# The Evil Within on PS4



## Soul boy 68 (Sep 8, 2013)

Anyone on here started playing the evil within on playstation 4? I have played the first chapter and so far it's very gory, a cross between Saw and Hostal.Not so sure if it will live up to the classic Resident evil on the original Playstation and Resident evil 4.


----------



## Soul boy 68 (Sep 8, 2013)

Hundreds of members on this forum and not one of you bought yourself a copy of the evil within?


----------



## BigJimmyBovine (Jan 23, 2012)

I won't be buying it, that kind of stuff scares the living p**s out of me! Only played about 10mins of Outlast when it was free on PS+ before I turned it off and deleted it. Also managed one lap of the house in the PT demo before I bottled it!


----------



## Soul boy 68 (Sep 8, 2013)

BigJimmyBovine said:


> I won't be buying it, that kind of stuff scares the living p**s out of me! Only played about 10mins of Outlast when it was free on PS+ before I turned it off and deleted it. Also managed one lap of the house in the PT demo before I bottled it!
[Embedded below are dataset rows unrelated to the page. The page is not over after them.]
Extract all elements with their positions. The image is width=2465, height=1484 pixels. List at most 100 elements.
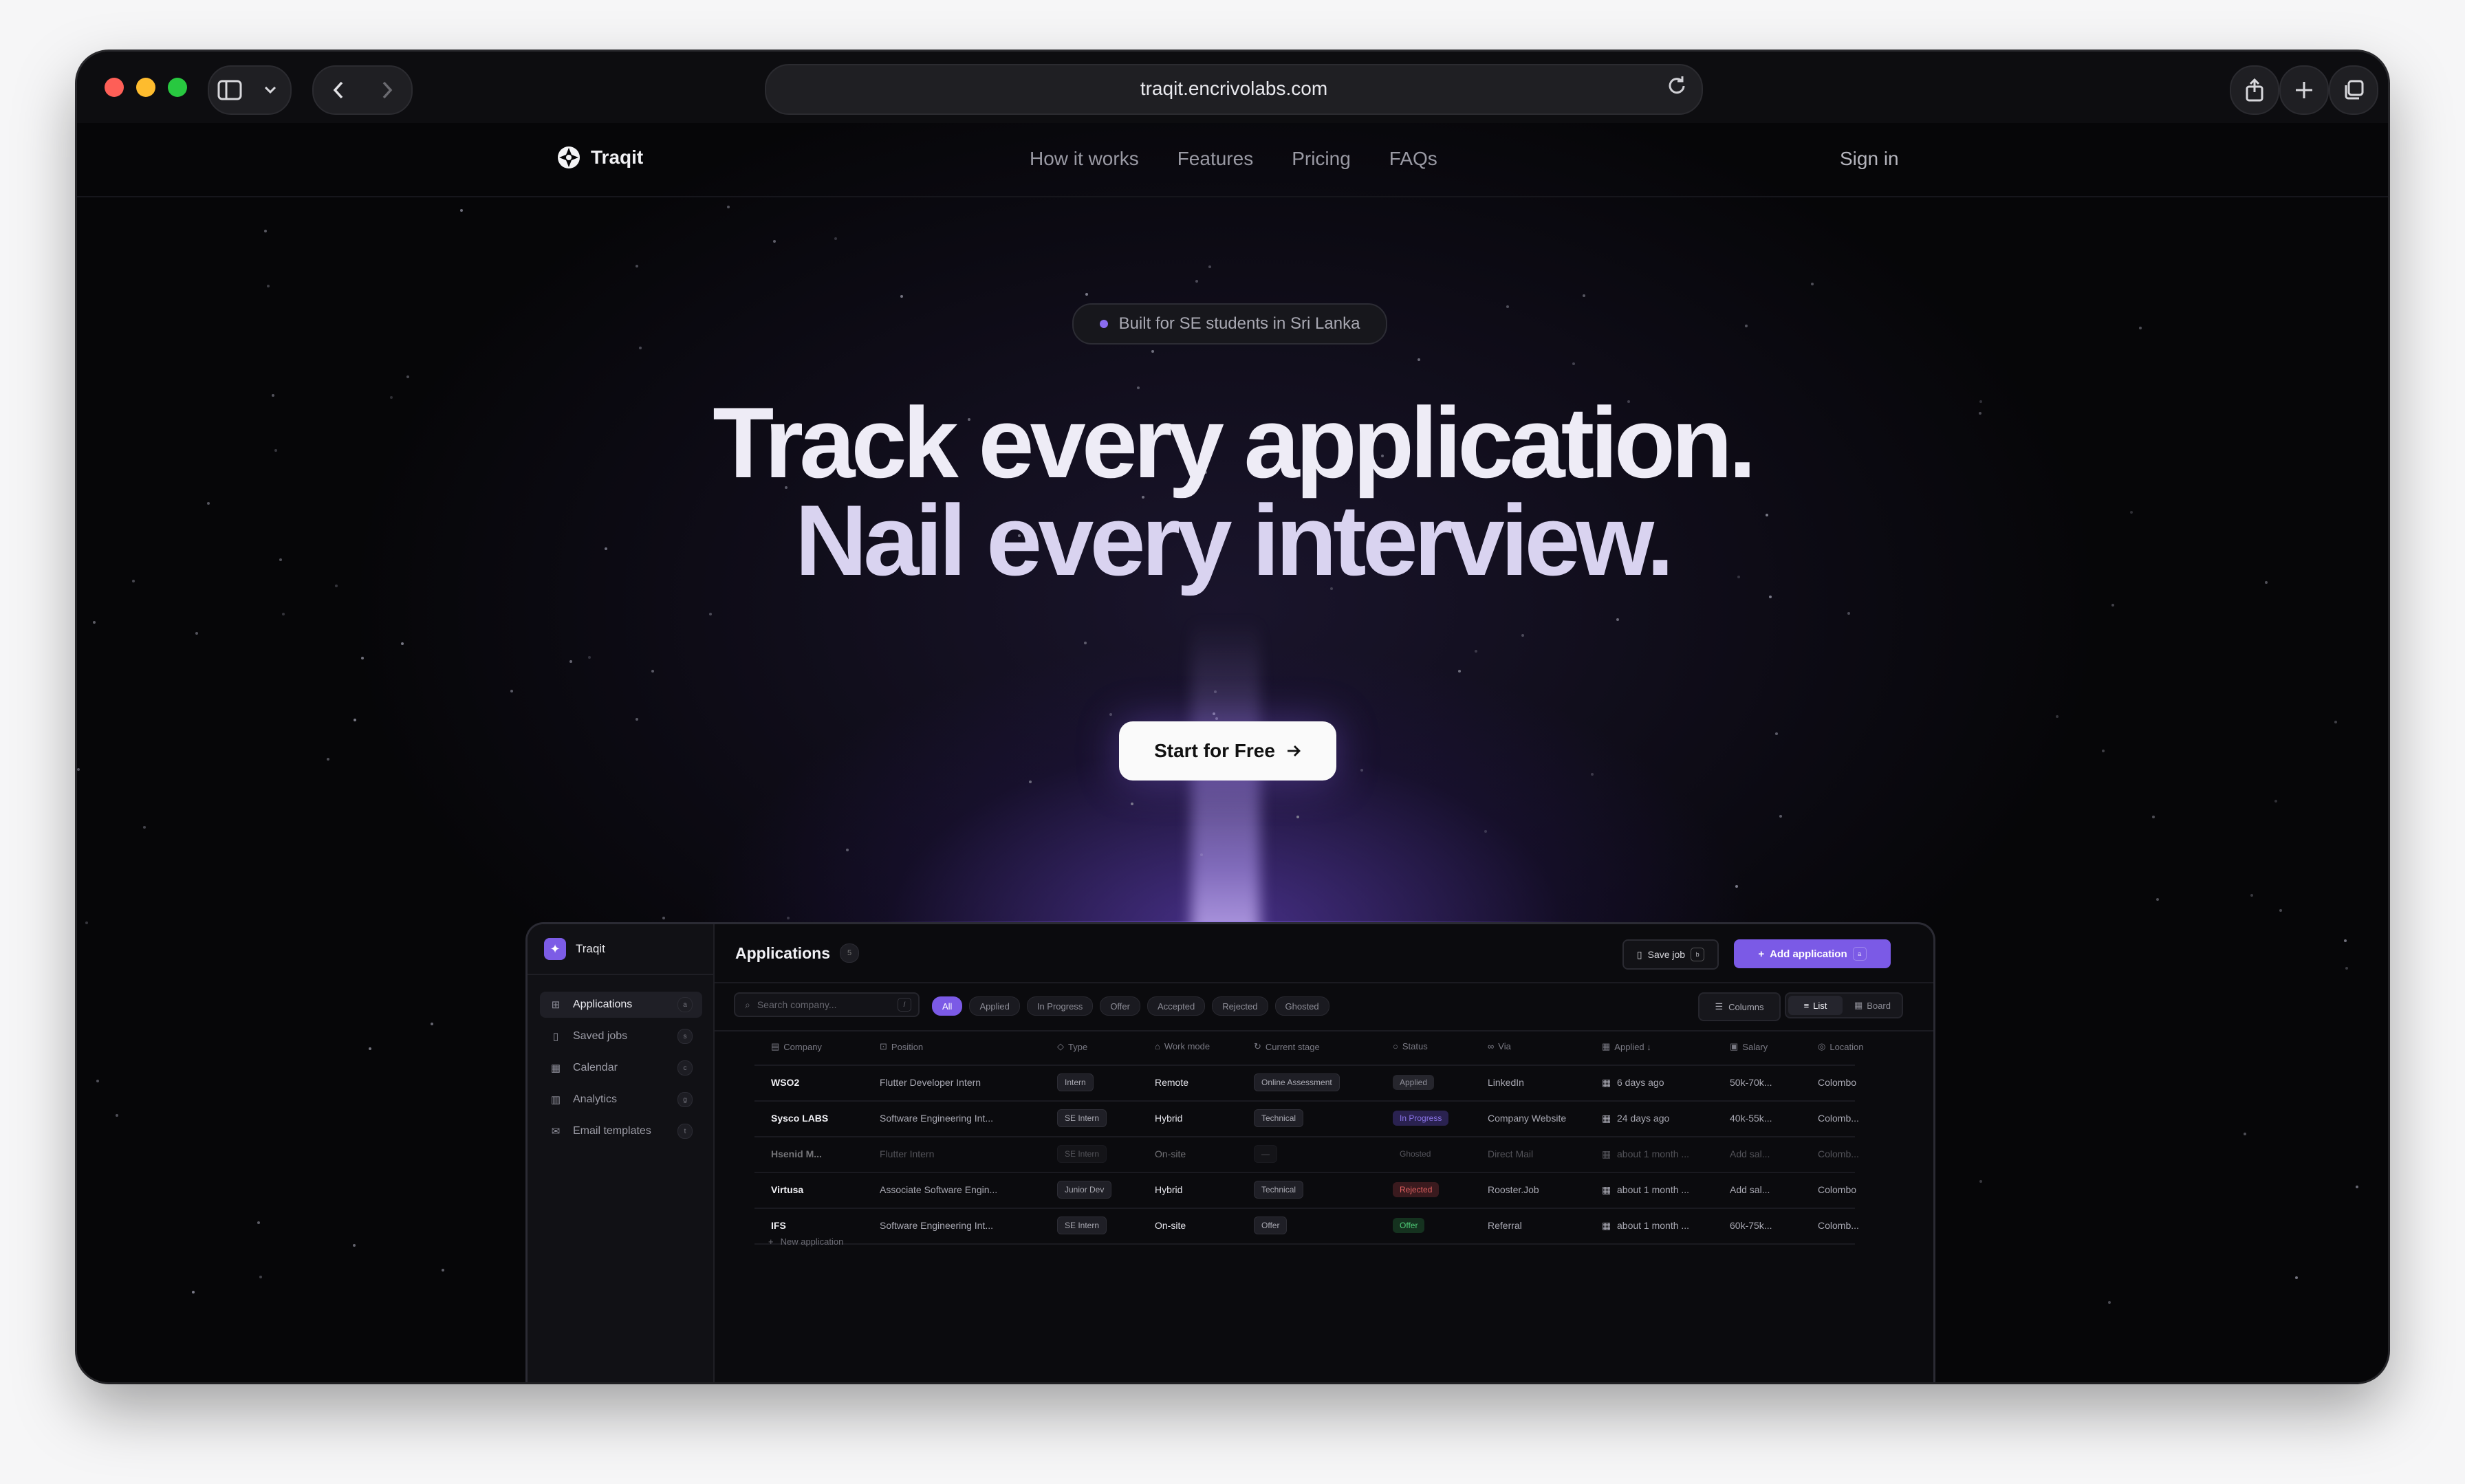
mail-icon: ✉ bbox=[551, 1126, 561, 1137]
star bbox=[709, 613, 712, 615]
table-row[interactable]: Hsenid M... Flutter Intern SE Intern On-sit… bbox=[754, 1137, 1859, 1173]
column-label: Via bbox=[1498, 1041, 1511, 1051]
shortcut-key: a bbox=[1852, 947, 1867, 961]
search-input[interactable]: ⌕ Search company... / bbox=[734, 992, 920, 1017]
filter-chip-accepted[interactable]: Accepted bbox=[1147, 996, 1206, 1016]
sidebar-item-applications[interactable]: ⊞ Applications a bbox=[540, 992, 702, 1018]
table-row[interactable]: IFS Software Engineering Int... SE Intern O… bbox=[754, 1209, 1859, 1245]
cell-location: Colomb... bbox=[1818, 1113, 1859, 1124]
save-job-button[interactable]: ▯ Save job b bbox=[1622, 939, 1719, 970]
new-tab-icon[interactable] bbox=[2279, 65, 2329, 115]
chevron-down-icon[interactable] bbox=[251, 71, 290, 109]
star bbox=[369, 1047, 371, 1050]
cell-applied: about 1 month ... bbox=[1617, 1220, 1690, 1231]
shortcut-key: / bbox=[898, 998, 911, 1012]
star bbox=[1572, 362, 1575, 365]
sidebar-toggle-icon[interactable] bbox=[210, 71, 249, 109]
share-icon[interactable] bbox=[2230, 65, 2279, 115]
nav-link-how-it-works[interactable]: How it works bbox=[1030, 148, 1139, 170]
link-icon: ∞ bbox=[1488, 1041, 1495, 1051]
sidebar-divider bbox=[528, 974, 713, 975]
top-navigation: Traqit How it works Features Pricing FAQ… bbox=[77, 123, 2388, 197]
board-icon: ▦ bbox=[1854, 1000, 1863, 1010]
column-header-company[interactable]: ▤ Company bbox=[771, 1041, 822, 1052]
cell-company: Virtusa bbox=[771, 1184, 804, 1195]
column-label: Location bbox=[1829, 1041, 1864, 1052]
column-header-status[interactable]: ○ Status bbox=[1393, 1041, 1428, 1051]
cell-work-mode: Remote bbox=[1155, 1077, 1189, 1088]
column-header-via[interactable]: ∞ Via bbox=[1488, 1041, 1511, 1051]
column-header-salary[interactable]: ▣ Salary bbox=[1730, 1041, 1768, 1052]
nav-link-faqs[interactable]: FAQs bbox=[1389, 148, 1437, 170]
table-row[interactable]: Sysco LABS Software Engineering Int... SE … bbox=[754, 1102, 1859, 1137]
sidebar-item-calendar[interactable]: ▦ Calendar c bbox=[540, 1055, 702, 1081]
cell-position: Software Engineering Int... bbox=[880, 1220, 993, 1231]
column-header-applied[interactable]: ▦ Applied ↓ bbox=[1602, 1041, 1651, 1052]
column-header-work-mode[interactable]: ⌂ Work mode bbox=[1155, 1041, 1210, 1051]
columns-button[interactable]: ☰ Columns bbox=[1698, 992, 1781, 1021]
filter-chip-rejected[interactable]: Rejected bbox=[1212, 996, 1268, 1016]
start-for-free-button[interactable]: Start for Free bbox=[1119, 721, 1336, 781]
cell-position: Flutter Intern bbox=[880, 1148, 935, 1159]
minimize-window-button[interactable] bbox=[136, 78, 155, 97]
sidebar-item-email-templates[interactable]: ✉ Email templates t bbox=[540, 1118, 702, 1144]
cell-company: Sysco LABS bbox=[771, 1113, 829, 1124]
back-arrow-icon[interactable] bbox=[319, 71, 358, 109]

I like the game very much, it's not as disturbing as Outlast but it sure keeps you on your toes, play it in the dark all alone then it raises the bar big time.


----------



## Ads_ClioV6 (Apr 27, 2014)

completed it twice,3rd go now awesome game,controls a bit bad,bt lack of ammo is like old scholl res evil style,love the game


----------



## Clancy (Jul 21, 2013)

Got this on xbox one, on my second play through now absolutely love it. Got to read all the article pic ups etc to really understand everything that's going on but that's fine by me 

A lot better than most games that have come out on the new consoles so far


----------